BAB 48

5.2K 168 12
                                        

Hari ini aku kembali berkunjung ke panti asuhan. Bukan hanya karena waktu liburku sudah datang, atau karena Tama sedang nggak ada kerjaan, tapi lebih karena aku sudah merindukan anak-anak.

Lagian anak-anak di panti juga pasti sangat merindukan Tama.

Sekalian aku juga ingin membagikan undangan acara pertunanganku dengan Tama kepada Ibu Sari, ibu pengurus panti asuhan tersebut.

Tuh 'kan, anak-anak begitu antusias ketika melihat kami turun dari mobil, apalagi ketika mendapati Adhitama yang sedang membawa begitu banyak mainan. Berlarian, mereka memeluk lututku dan mengerubungi Tama.

Aku menggendong Winnie--anak kesayanganku dengan cacat sebelah kaki--memberikannya boneka pemberianku dan berjalan masuk ke rumah, meninggalkan Tama yang masih membagi hadiahnya kepada setiap anak.

Ibu Sari menyambutku tepat di depan pintu. Bahagia bukan main. "Nak Avi! Ya ampun, udah lama banget nggak jenguk anak-anak. Mereka nanya-nanya terus, Kak Avi kapan datengnya."

Aku terkekeh, mencium tangan Ibu Sari sekilas. "Maaf ya, Ibu. Soalnya Avi akhir-akhir ini sibuk persiapan ujian sekolah dan universitas, jadinya baru bisa kesini sekarang." jelasku.

"Oalah, Nak, gimana sekolahnya? Lancar?"

"Lancar, Bu." Aku mengelus rambut Winnie dengan lembut. "Avi juga udah keterima universitas bagus. Ibu dan anak-anak apa kabar?"

"Syukurlah, kami baik." senyum Bu Sari. "Nak Avi kesini sendirian?"

"Oh, nggak." Kepalaku melongok ke belakang, melihat Tama yang sedang berjalan ke arahku, lantas menunjuk ke arahnya. "Itu Avi sama Adhitama, Bu. Ingat nggak, yang dulu pernah kesini sekali sama Avi?"

Kening beliau berkerut pelan sebelum berseru hingga mulutnya membentuk huruf O sempurna. "Nak Tama yang waktu itu ya? Yang artis itu 'kan?"

Aku tergelak, bersamaan dengan Tama yang sudah berdiri di sampingku. "Iya, Bu, artis ini!" ledekku.

Tama mendengus, mengacak rambutku dan menjabat tangan Ibu Sari dengan mantap. "Saya cuma Chef, Ibu, jangan denger bohongnya Avi. Ibu apa kabar?" senyum Tama dengan ramah dan sopan.

Ibu Sari cekikikan geli ditanyain kabarnya oleh makhluk ganteng di hadapannya. "Ibu baik banget! Nak Tama makin ganteng aja, Ibu hampir nggak kenal."

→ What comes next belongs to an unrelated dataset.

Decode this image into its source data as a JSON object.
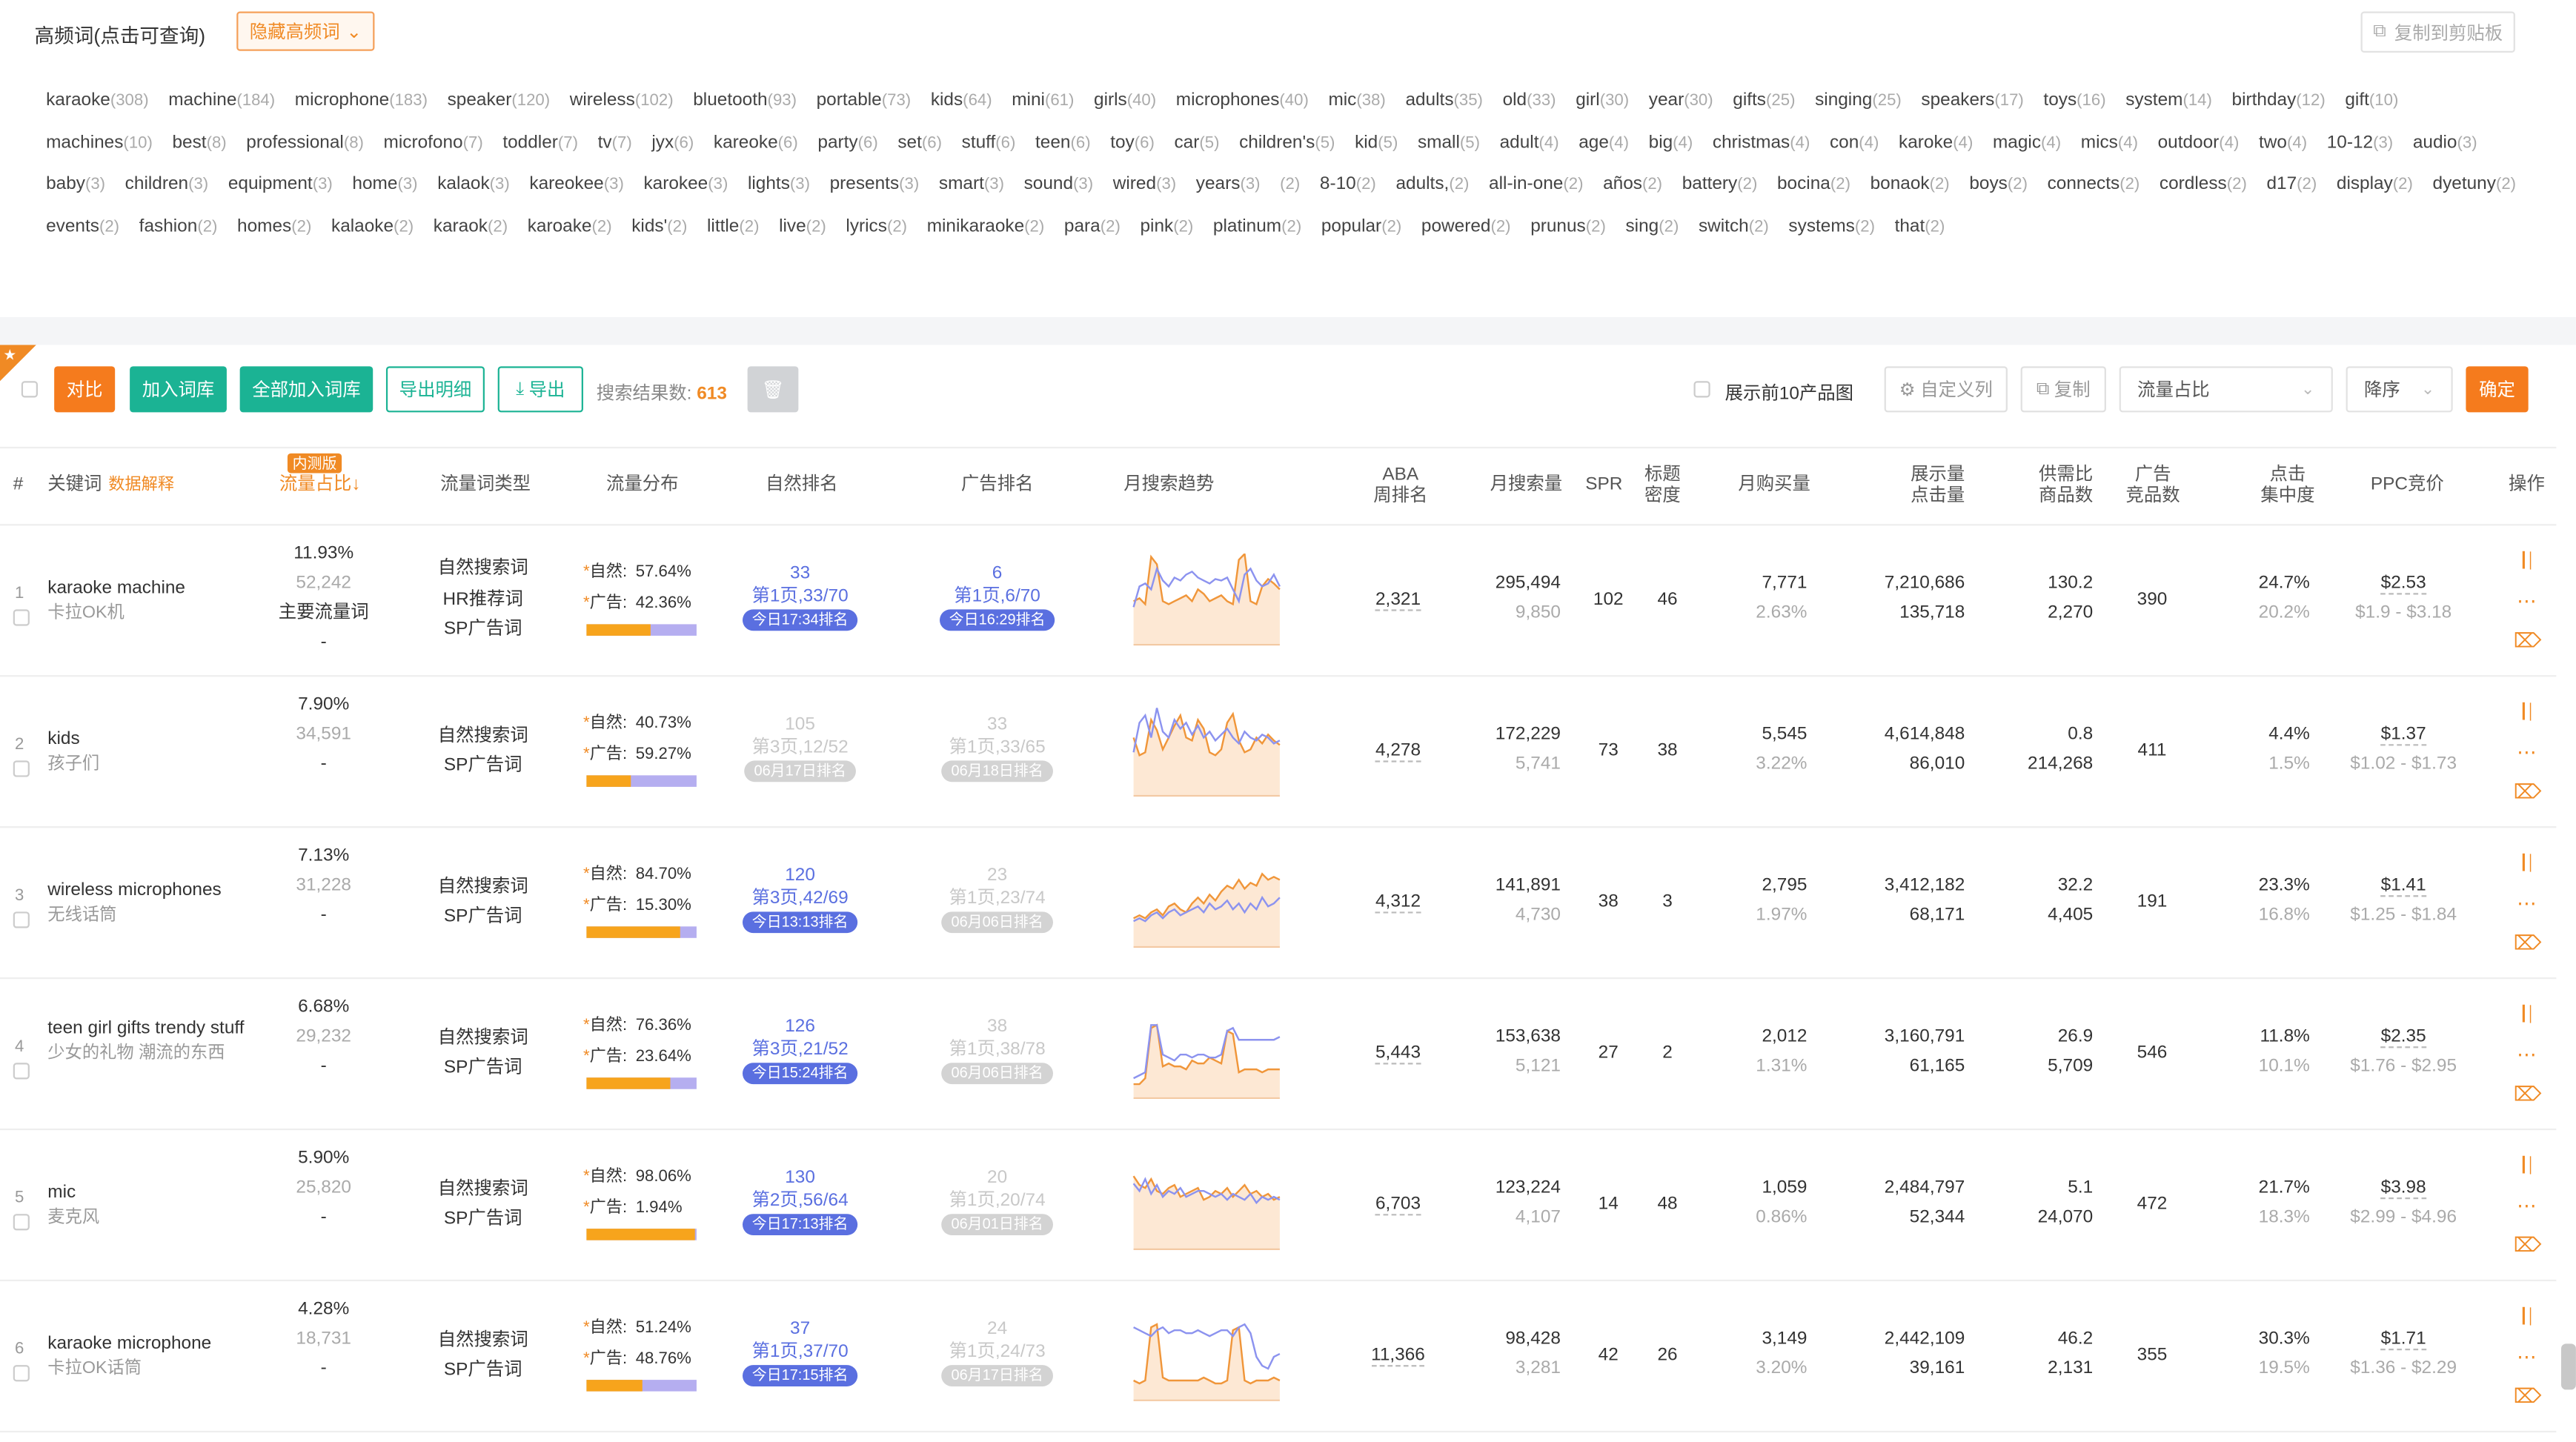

Tama menggaruk pelipisnya dan terkekeh pelan, bingung harus bereaksi seperti apa.

Olfi yang sekarang sudah bertambah tinggi berlari kencang, memeluk kaki Tama dari belakang. Olfi ini memang sejak pertama suka sekali dengan Tama. Dan lagi prianya itu sepertinya juga memiliki soft spot tersendiri untuk Olfi.

Tama tertawa geli dan mengelus kepala Olfi.

"Tama...gendong." pinta anak itu dengan raut memelas.

"Hush." Ibu Sari menegur lembut. "Kasihan Kak Avi sama Kak Tama jauh-jauh kesini malah dimintai gendong mulu."

Tama terkekeh, meraih tubuh kecil Olfi dengan gampang. "Nggak apa-apa, Ibu, saya suka kok gendong anak-anak."

Ibu Sari mengajak kami masuk ke dalam rumah panti yang minimalis. Ruang tamunya bersih dan nyaman, dengan dua buah sofa, meja panjang dan televisi jadul untuk menemani tamu.

Beliau memberikan dua gelas air mineral dan meletakkannya di hadapan kami. Aku dan Tama mengucapkan terima kasih. Winnie yang masih berada di gendonganku merengek pelan, memeluk leherku dengan manja.

"Kenapa, sayang?" tanyaku sembari mengelus punggungnya.

Ibu Sari tertawa pelan. "Pasti ngantuk. Biasa, udah jam tidur siang."